“Economists have predicted twenty-three of the last four recessions.”
This ancient joke has a bit of wisdom to it. We never really know, with precision, when the next macro-economic cycle causes an economy to shrink. As such, planning for a broad downturn is more a matter of corporate habit than executive finesse. Though industry cycles – at least in some industries, like semiconductors – are a bit easier to time, national and global business cycles are often accelerated or retarded by government policy.
This situation is more tolerable for giant corporations than small firms. The big dogs – with the market leadership, massive cash flows, endless forms of credit – have many more options for weathering down-cycles than smaller outfits. Though companies of any size need to prepare, being ready can be a matter of life or death to a smaller company.
It is the unpredictability of downturns that make near-constant preparation a necessity.

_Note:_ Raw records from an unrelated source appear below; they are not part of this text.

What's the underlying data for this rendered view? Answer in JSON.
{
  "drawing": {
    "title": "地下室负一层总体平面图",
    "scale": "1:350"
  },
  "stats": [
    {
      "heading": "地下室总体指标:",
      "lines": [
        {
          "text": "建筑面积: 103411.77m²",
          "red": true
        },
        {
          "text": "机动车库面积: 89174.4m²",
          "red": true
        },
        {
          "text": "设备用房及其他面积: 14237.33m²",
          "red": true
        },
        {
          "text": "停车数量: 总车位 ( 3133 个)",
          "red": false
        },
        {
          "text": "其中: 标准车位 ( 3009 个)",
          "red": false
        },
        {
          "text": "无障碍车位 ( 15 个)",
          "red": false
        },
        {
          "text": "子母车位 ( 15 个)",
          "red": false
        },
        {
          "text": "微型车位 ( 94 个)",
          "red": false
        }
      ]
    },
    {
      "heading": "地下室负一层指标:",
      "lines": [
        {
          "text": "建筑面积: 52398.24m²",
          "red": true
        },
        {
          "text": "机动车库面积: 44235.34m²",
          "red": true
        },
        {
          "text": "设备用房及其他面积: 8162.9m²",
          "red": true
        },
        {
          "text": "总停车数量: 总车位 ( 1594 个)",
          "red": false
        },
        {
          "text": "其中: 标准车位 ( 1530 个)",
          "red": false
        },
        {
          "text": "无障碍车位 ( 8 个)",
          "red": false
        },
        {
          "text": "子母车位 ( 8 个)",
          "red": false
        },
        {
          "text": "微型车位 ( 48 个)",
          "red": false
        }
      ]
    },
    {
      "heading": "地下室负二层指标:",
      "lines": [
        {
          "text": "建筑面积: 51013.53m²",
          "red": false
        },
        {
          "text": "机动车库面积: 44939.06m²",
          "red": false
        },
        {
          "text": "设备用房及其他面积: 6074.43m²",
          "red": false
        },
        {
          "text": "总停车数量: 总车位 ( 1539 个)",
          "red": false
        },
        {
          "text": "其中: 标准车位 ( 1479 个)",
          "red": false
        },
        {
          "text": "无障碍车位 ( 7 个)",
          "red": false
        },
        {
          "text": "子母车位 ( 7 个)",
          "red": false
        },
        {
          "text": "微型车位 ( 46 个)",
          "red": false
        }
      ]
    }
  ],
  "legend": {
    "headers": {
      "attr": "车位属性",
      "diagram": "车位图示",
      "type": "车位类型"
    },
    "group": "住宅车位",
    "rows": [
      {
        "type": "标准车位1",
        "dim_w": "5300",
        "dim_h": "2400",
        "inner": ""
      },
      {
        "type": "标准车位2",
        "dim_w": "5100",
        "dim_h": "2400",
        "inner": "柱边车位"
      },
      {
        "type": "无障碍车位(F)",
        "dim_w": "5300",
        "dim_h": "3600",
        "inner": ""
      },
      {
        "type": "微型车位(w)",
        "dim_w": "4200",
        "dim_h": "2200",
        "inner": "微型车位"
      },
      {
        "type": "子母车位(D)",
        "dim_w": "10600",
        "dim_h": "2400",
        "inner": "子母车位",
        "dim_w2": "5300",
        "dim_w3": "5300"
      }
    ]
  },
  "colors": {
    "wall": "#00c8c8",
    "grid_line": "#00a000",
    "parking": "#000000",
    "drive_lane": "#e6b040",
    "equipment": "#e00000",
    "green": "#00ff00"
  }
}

The Great Recession of 2008 – which was not a normal recession – is a case in point. Due to the near instantaneous chain reaction of corporate disasters, many companies were caught unprepared. A smaller company that is unprepared for even a mild cyclic recession can quickly cease to exist.
Preparing then becomes not so much an emergency process but a way of life. If one accepts the established reality that a recession will come someday, and a company conducts itself on a daily basis as if that day were tomorrow, then they are constantly prepared and cannot be taken by surprise. We keep fire extinguishers in our homes not because we are expecting a fire, but because we know they do happen.
In life and in business, it is wise to hope for the best but plan for the worst. If you company has a culture of rational frugality and doing whatever it takes to succeed, then you are basically planning for economic downturns.
What to prepare for
When the economy ebbs, your revenues go down, but your fixed expenses – rent, electricity, payroll – do not. You don’t need to be a math wizard to see that less income and steady expenses likely leads to negative cash flow. If the next recession last longer than your savings account, then you will either go under or go into debt. Since debt is a straitjacket you have to fight to be free from, neither of these options is good.
This can happen in good times as well. Many things can affect your profitability, from natural disasters (think tornados) to unnatural disasters (think lawsuits). The same mindset of constant corporate preparation helps you survive the inevitable economic recession as well as the unexpected calamity. If you lead a lean-and-mean machine, it will crash through these barriers.
How to prepare
Start by adding “rational frugality” to your corporate culture. This is not stinginess. This is the common-sense approach of questioning each spending request, primarily identifying those things that are necessary and those that are mere desirable. I ran a highly successful, publicly traded semiconductor company for 37 years. But my office was not palatial. Our factories were not new buildings. And my staff would politely gripe about not being on the newest version of Microsoft Office. But we were profitable 36 of those 37 years and survived several industry and global downturns while watching our competitors get acquired in fits of desperation, or watching them simply die.
A good rule of thumb to know if your rational frugality is adequately preparing you is how much cash you have in the bank. At a rock-bottom minimum, you should have enough to continue nominal operations for three months with zero income, and preferably nine months. When the economy suffers, customers slow down or even stop paying their bills. If you are depending on them paying you in a timely fashion to meet your obligations, your bank account could run dry waiting. If your employees are suddenly not getting paid, or our vendors are refusing to ship parts until you have paid them, even a short cash crunch can be deadly. And when all small businesses are rushing to the banks for bridge loans, you cannot afford to be in that line.
Watch but don’t depend on timing
There is an advantage to knowing when a recession is arriving. It helps you to lock-down various operations, finish projects that generate revenues, or even tighten your corporate belt another notch.
Interestingly, you can often do better at predicting a downturn by listening to your competitors than by listening to economists.
Your competitors are sensitive to the same factors that affect your company. Thus, they are sensitive to economic and industry downturns (and in many industries, there are downturns within the industry even when the rest of the economy is humming along). Changes in the rate of their press, their ad spend, and other indicators will show you if they are hunkering down.
The benefits of a downturn
Smaller businesses are always looking for advantages. One is to take advantage of downturns.
If you have been rationally frugal, have cash in the bank and can weather a recession, you are also able to continue operations and work on your next new product. If you do this during a recession while your competitors are struggling to just stay alive, then you come out of the recession like a bullet from a barrel. At the moment when the rest of the world is opening their wallets again, you are delivering the next thing they want or need. You gain new customers, delight old ones, and wow the market when your competitors are just happy to not be dead.
Prepare now and live it daily
Start now. Today. This minute. The next recession will come. Not likely this week, but eventually. If you are in that constant state of preparing for the worst, then unlike your competitors, you will be ready.